Energy transfer from tryptophan residues of proteins to 8-anilinonaphthalene-1-sulfonate
Chang, L.S.; Wen, E.Y.; Hung, J.J.; Chang, C.C.
Journal of Protein Chemistry 13(7): 635-640
ISSN/ISBN: 0277-8033 PMID: 7702745 DOI: 10.1007/bf01890462
The binding of the apolar fluorescent dye 8-anilinonaphthalene-1-sulfonate (ANS) to bovine serum albumin (BSA), phospholipase A-2 (PLA-2), ovalbumin, lysozyme, cobrotoxin and N-acetyltryptophanamide was used to assess the factors affecting the efficiency of energy transfer from Trp residues to the ANS molecule. We found that the efficiency of energy transfer from Trp residues to ANS was associated with the ability of proteins to enhance the ANS fluorescence. At the same molar concentration of protein, BSA enhanced ANS fluorescence most among these proteins; its Trp fluorescence was drastically quenched by the addition of ANS. Fluorescence enhancement of ANS in PLA-2-ANS complex increased upon addition of Ca-2+ or change of the buffer to acidic pH, resulting in a higher efficiency of energy transfer from Trp residues to ANS. There was limited ANS fluorescence enhancement with ovalbumin, lysozyme, cobrotoxin, and N-acetyltryptophanamide and a less efficient quenching in Trp fluorescence.
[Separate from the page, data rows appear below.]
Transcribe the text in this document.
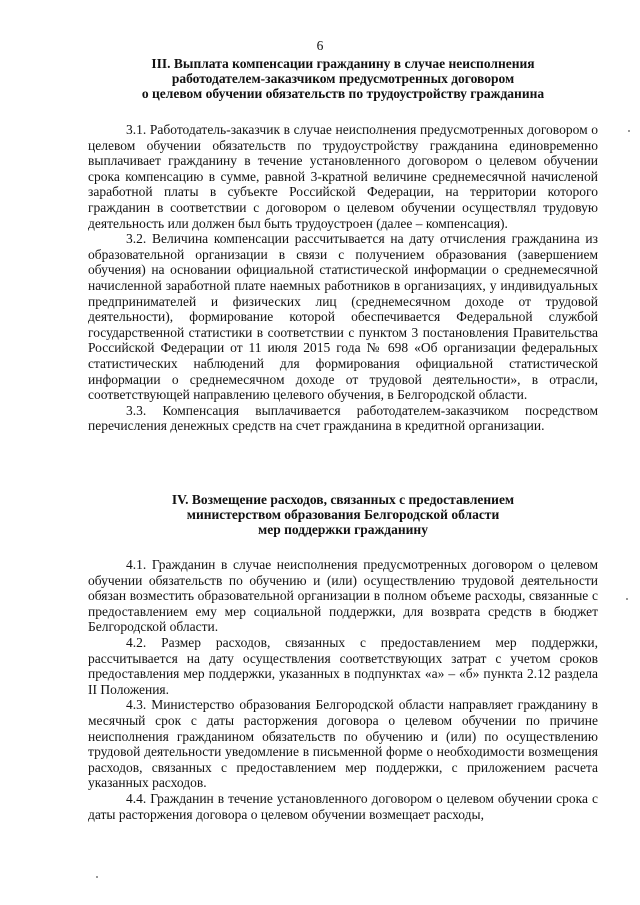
6
III. Выплата компенсации гражданину в случае неисполнения
работодателем-заказчиком предусмотренных договором
о целевом обучении обязательств по трудоустройству гражданина

3.1. Работодатель-заказчик в случае неисполнения предусмотренных договором о целевом обучении обязательств по трудоустройству гражданина единовременно выплачивает гражданину в течение установленного договором о целевом обучении срока компенсацию в сумме, равной 3-кратной величине среднемесячной начисленой заработной платы в субъекте Российской Федерации, на территории которого гражданин в соответствии с договором о целевом обучении осуществлял трудовую деятельность или должен был быть трудоустроен (далее – компенсация).

3.2. Величина компенсации рассчитывается на дату отчисления гражданина из образовательной организации в связи с получением образования (завершением обучения) на основании официальной статистической информации о среднемесячной начисленной заработной плате наемных работников в организациях, у индивидуальных предпринимателей и физических лиц (среднемесячном доходе от трудовой деятельности), формирование которой обеспечивается Федеральной службой государственной статистики в соответствии с пунктом 3 постановления Правительства Российской Федерации от 11 июля 2015 года № 698 «Об организации федеральных статистических наблюдений для формирования официальной статистической информации о среднемесячном доходе от трудовой деятельности», в отрасли, соответствующей направлению целевого обучения, в Белгородской области.

3.3. Компенсация выплачивается работодателем-заказчиком посредством перечисления денежных средств на счет гражданина в кредитной организации.

IV. Возмещение расходов, связанных с предоставлением
министерством образования Белгородской области
мер поддержки гражданину

4.1. Гражданин в случае неисполнения предусмотренных договором о целевом обучении обязательств по обучению и (или) осуществлению трудовой деятельности обязан возместить образовательной организации в полном объеме расходы, связанные с предоставлением ему мер социальной поддержки, для возврата средств в бюджет Белгородской области.

4.2. Размер расходов, связанных с предоставлением мер поддержки, рассчитывается на дату осуществления соответствующих затрат с учетом сроков предоставления мер поддержки, указанных в подпунктах «а» – «б» пункта 2.12 раздела II Положения.

4.3. Министерство образования Белгородской области направляет гражданину в месячный срок с даты расторжения договора о целевом обучении по причине неисполнения гражданином обязательств по обучению и (или) по осуществлению трудовой деятельности уведомление в письменной форме о необходимости возмещения расходов, связанных с предоставлением мер поддержки, с приложением расчета указанных расходов.

4.4. Гражданин в течение установленного договором о целевом обучении срока с даты расторжения договора о целевом обучении возмещает расходы,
The capabilities of proteins for binding with ANS correlated with the decrease in their Trp fluorescence being quenching by ANS. However, the microenvironment surrounding Trp residues of proteins did not affect the energy transfer. Based on these results, the factors that affected the energy transfer from Trp residues to ANS are discussed.